Another warrant article to provide nearly $50,000 in funding for the installation of two poles to hold the banners was withdrawn.
“We didn’t want to kill the bylaw,” Spencer said.
Then, it was back to selectmen — this time for approval to form a committee that would raise money for the poles, which at the time the group thought were needed.
That’s when the effort stalled because the banner committee couldn’t find a good place to mount the poles that wouldn’t interfere with underground utilities.
“We were dead in the water,” Spencer said. “I thought it was over. We couldn’t find a place to put the poles and even if we could, we couldn’t figure out how we were going to raise the money for them.”

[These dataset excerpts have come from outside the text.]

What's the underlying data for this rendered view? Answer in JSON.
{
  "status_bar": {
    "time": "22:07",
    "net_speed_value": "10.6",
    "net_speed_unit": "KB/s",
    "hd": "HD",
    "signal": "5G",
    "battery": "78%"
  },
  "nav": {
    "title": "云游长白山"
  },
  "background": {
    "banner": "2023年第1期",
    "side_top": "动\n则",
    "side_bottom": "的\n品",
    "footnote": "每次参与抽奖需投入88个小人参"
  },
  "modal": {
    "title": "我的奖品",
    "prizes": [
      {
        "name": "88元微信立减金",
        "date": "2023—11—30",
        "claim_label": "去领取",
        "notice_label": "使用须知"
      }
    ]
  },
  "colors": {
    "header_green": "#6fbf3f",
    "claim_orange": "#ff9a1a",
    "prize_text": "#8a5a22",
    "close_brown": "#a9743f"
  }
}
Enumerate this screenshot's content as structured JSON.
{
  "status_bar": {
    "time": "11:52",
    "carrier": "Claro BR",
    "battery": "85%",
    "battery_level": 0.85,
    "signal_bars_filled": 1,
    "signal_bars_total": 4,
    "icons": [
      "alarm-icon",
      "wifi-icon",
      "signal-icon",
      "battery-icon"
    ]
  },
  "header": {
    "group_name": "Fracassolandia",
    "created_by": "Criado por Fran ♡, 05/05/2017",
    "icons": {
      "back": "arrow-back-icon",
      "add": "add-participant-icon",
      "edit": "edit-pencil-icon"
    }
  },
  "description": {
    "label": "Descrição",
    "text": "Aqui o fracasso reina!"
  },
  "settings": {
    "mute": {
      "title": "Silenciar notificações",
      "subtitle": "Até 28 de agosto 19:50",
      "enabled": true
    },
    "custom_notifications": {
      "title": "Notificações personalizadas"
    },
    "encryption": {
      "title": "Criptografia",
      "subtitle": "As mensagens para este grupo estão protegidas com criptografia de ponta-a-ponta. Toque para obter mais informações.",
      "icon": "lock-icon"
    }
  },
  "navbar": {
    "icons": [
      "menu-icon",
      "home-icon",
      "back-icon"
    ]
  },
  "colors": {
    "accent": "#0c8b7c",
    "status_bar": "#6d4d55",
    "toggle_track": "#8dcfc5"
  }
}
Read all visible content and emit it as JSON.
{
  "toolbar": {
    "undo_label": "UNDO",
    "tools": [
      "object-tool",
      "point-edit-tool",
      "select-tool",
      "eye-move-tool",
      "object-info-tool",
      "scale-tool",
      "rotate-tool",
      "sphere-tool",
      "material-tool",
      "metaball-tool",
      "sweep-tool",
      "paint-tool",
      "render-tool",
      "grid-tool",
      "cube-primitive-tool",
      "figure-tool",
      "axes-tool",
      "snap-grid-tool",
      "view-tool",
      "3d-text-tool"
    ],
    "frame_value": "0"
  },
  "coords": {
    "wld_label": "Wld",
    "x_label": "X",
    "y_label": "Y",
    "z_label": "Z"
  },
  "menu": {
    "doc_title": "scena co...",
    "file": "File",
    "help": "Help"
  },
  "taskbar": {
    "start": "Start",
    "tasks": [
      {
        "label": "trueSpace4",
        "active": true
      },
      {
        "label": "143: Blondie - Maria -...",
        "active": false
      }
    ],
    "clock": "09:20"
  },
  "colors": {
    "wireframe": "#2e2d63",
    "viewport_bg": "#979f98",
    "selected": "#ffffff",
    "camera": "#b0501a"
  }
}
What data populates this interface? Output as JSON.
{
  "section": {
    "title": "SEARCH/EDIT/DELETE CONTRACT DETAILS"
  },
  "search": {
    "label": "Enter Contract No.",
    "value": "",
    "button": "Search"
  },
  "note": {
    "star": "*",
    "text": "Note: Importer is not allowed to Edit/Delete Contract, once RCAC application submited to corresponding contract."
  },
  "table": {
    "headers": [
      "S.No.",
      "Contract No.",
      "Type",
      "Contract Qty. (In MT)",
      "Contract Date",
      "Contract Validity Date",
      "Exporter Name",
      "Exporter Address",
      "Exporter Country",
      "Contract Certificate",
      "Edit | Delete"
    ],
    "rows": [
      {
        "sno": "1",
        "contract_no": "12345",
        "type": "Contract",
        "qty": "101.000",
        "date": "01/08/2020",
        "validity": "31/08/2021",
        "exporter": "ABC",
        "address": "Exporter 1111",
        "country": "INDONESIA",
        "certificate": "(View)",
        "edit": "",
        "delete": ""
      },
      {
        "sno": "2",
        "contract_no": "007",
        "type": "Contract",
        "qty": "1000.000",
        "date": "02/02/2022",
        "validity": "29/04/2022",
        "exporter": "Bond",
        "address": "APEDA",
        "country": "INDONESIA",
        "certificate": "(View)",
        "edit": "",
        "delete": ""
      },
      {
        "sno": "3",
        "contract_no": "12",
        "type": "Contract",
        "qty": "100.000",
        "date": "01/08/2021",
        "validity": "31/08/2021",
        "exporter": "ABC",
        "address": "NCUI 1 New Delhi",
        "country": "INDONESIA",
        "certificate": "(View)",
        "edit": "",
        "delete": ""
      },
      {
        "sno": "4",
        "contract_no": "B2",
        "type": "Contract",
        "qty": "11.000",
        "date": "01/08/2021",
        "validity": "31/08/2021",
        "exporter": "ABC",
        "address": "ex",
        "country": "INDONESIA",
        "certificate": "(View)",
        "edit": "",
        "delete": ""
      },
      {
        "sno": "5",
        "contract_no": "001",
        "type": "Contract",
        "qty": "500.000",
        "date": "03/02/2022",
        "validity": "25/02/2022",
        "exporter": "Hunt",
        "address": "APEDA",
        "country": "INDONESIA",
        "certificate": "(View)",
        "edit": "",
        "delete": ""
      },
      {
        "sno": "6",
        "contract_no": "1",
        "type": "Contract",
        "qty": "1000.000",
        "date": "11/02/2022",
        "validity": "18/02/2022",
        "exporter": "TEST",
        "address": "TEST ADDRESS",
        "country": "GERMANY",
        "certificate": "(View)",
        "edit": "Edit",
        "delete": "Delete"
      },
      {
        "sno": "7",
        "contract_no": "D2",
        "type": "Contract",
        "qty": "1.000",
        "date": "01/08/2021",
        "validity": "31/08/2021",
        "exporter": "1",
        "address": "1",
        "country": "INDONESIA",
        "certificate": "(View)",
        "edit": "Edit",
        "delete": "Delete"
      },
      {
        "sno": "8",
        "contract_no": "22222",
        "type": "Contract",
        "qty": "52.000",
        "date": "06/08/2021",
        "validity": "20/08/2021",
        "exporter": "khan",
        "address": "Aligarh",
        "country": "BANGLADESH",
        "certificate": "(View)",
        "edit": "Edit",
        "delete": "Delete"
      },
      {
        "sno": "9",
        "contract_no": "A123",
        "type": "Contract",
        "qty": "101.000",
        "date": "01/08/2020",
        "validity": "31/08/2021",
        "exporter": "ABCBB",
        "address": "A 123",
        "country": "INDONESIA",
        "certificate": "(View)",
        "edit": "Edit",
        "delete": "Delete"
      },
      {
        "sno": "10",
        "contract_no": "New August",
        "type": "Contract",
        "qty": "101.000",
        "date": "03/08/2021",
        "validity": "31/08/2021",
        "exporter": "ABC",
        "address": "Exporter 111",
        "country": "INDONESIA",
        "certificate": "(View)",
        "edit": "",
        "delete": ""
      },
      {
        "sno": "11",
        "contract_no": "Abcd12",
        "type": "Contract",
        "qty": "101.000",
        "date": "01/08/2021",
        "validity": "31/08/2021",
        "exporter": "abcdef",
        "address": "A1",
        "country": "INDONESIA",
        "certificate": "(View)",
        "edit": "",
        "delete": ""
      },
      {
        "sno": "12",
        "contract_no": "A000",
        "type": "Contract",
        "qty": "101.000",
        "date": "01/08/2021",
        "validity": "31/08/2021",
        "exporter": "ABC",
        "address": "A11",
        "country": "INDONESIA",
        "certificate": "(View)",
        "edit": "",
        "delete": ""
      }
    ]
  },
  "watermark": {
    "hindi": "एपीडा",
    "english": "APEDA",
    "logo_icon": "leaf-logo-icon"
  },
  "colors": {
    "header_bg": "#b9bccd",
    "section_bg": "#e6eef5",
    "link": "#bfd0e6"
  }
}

In October 2010, Spencer got an email from Merit Tukiainen, former owner of Night & Day, a specialty store for women’s lingerie on Park Street that closed in 2011. Tukiainen, still active in town affairs including Andover Day, suggested Spencer contact Belhumeur of CHB Enterprises of Swampscott, the owner of 1 and 8 Main St., two buildings on opposite sides of the main thoroughfare through downtown.
Belhumeur agreed to let Spencer and his group install brackets on his buildings, which now hold the removable steel cables for the banners to be flown.
“Merit called me, out of the blue, so I called Tom,” Spencer said. “He needs to get a lot of credit.”
Working closely with Mark Baldwin of Baldwin Crane in Wilmington as well as his engineer, Jeff Berry, they figured out a way to put up the banner without a lot of fuss.
As he was renovating 1-7 Main St., home of the Bridal Center, Belhumeur had brackets installed on the corner of the building. Across Main Street, Berry suggested putting brackets on the Barnard Building, which had easy access via the roof of the adjacent, one-story building at 4 Main St., home to the former Andover Gift Shop.